Propionibacterium acnes can take on an intracellular lifestyle. |
The immunological response triggered by P. acnes can be far-reaching. In the 1980s, back when P. acnes was called Corynebacterium parvum, researchers found that killed suspensions of the bacteria, injected into mice, caused 80% to 100% suppression of tumor growth. The dead bacteria stimulated the murine immune system to the point where mice could fight off cancer. Why this technique has not been used for human cancer treatment, I don't know. (It might be because it's too cheap and too easy. What do you think?)
In recent years, researchers have been finding P. acnes in the lumbar discs of back patients, typically at the rate of 40% to 50%. (About half of patients don't have the bacterium.) Simply finding the bacterium in discs doesn't prove a causal role for P. acnes in back pain, of course, but in a double-blind randomized controlled trial involving back patients who got either placebo or amoxicillin for 100 days, the amoxicillin-treated patients did better (both over the 100 days and a year later), which tends to suggest that P. acnes might well be playing a causal role in back pain.

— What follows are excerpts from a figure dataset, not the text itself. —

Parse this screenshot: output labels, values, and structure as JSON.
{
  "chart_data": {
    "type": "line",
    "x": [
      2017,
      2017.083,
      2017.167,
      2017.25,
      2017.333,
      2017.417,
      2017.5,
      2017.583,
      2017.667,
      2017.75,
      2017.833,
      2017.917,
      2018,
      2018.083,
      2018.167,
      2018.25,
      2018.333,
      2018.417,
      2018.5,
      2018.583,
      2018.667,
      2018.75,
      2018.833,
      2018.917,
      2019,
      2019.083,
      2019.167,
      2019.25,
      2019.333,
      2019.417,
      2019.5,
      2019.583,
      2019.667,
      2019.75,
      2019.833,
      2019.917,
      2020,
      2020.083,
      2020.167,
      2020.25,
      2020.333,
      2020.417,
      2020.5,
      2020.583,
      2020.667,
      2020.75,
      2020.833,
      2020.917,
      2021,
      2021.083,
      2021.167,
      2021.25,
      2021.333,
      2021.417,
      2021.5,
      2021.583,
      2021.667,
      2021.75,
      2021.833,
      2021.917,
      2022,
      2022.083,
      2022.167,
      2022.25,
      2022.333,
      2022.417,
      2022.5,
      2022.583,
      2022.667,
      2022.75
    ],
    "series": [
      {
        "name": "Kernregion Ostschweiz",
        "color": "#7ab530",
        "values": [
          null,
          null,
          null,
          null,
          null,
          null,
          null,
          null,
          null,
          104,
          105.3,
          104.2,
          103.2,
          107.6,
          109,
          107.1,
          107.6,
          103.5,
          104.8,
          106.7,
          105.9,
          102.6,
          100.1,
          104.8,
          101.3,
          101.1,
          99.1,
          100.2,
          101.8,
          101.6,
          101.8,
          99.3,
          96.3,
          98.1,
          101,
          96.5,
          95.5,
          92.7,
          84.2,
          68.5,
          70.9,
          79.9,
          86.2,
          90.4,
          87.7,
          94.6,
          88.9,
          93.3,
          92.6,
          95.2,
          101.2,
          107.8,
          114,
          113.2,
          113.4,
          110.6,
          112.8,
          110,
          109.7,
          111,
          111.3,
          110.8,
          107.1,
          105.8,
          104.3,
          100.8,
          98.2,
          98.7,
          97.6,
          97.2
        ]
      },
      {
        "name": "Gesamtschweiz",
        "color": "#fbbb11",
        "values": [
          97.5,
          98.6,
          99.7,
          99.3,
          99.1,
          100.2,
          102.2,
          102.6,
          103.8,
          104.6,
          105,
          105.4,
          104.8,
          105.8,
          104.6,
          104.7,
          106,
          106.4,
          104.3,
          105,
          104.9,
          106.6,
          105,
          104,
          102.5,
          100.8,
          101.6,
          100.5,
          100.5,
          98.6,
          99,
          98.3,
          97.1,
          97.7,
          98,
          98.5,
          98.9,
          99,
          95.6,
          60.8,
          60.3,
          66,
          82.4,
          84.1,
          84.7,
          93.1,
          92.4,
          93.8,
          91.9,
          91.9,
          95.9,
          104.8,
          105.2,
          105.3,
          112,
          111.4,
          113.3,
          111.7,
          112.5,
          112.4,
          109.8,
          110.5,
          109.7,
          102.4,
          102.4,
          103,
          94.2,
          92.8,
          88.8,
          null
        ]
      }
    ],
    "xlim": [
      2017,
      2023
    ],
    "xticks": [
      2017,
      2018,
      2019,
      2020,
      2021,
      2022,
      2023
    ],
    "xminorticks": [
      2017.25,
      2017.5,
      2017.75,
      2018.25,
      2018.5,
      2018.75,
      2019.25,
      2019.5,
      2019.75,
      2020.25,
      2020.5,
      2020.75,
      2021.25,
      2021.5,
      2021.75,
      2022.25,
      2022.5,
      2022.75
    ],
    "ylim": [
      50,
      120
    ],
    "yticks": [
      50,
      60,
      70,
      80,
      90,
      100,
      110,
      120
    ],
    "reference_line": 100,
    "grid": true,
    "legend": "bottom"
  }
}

People hurt their backs (to a greater or lesser degree) all the time without experiencing huge pain or lasting damage, but in a certain proportion of cases, disc herniation leads to Type 1 Modic Change (so-called bone edema) in nearby vertebrae, and at that point you're almost guaranteed to be in excruciating pain. But antibiotics might obviate the need for surgery, in at least some cases.
The nuclear material of intervertebral discs is an ideal place for P. acnes (an anaerobe) to grow, because it's warm, nutrient-rich, and (with no vascular content) oxygen-depleted. The question of how P. acnes finds its way into a disc in the first place is an interesting one (which I discuss in my post at Big Think). The short answer is, there's a ton of P. acnes in your mouth, especially if you happen to be (how shall we say?) not very attentive to oral hygiene, and bacteria can enter the bloodstream directly via the gums when you brush your teeth or have them professionally cleaned (or when a dentist picks and pokes at your teeth with one of those sharp pointy thingies). Almost any dental event, even vigorous brushing, can lead to a transient bactermia. Your spleen and white blood cells will clear bacterial cells from your blood very quickly, of course, and there are factors in your blood that are chemotoxic to most bacteria, but if a few P. acnes cells happen to stay in your blood long enough to find an inflammation zone in your body (where they can take up residency), you could be in trouble. By "inflammation zone," I mean an inflamed joint, a catheter or shunt, an implant of any kind, or any irritated tissue, really. Did you recently hurt your back? That counts.
Because even tooth brushing poses a significant risk of bacteremia, you may want to consider investing in a stock of mouthwash and using it before every brushing, to cut the live-bacteria count down and thus reduce your risk of lumbar disc infection, endocarditis, sarcoidosis, acne, and other bacteremic sequelae involving P. acnes. If you think I'm being alarmist, fine; you're entitled to your opinion. For me, it's mouthwash five times a day.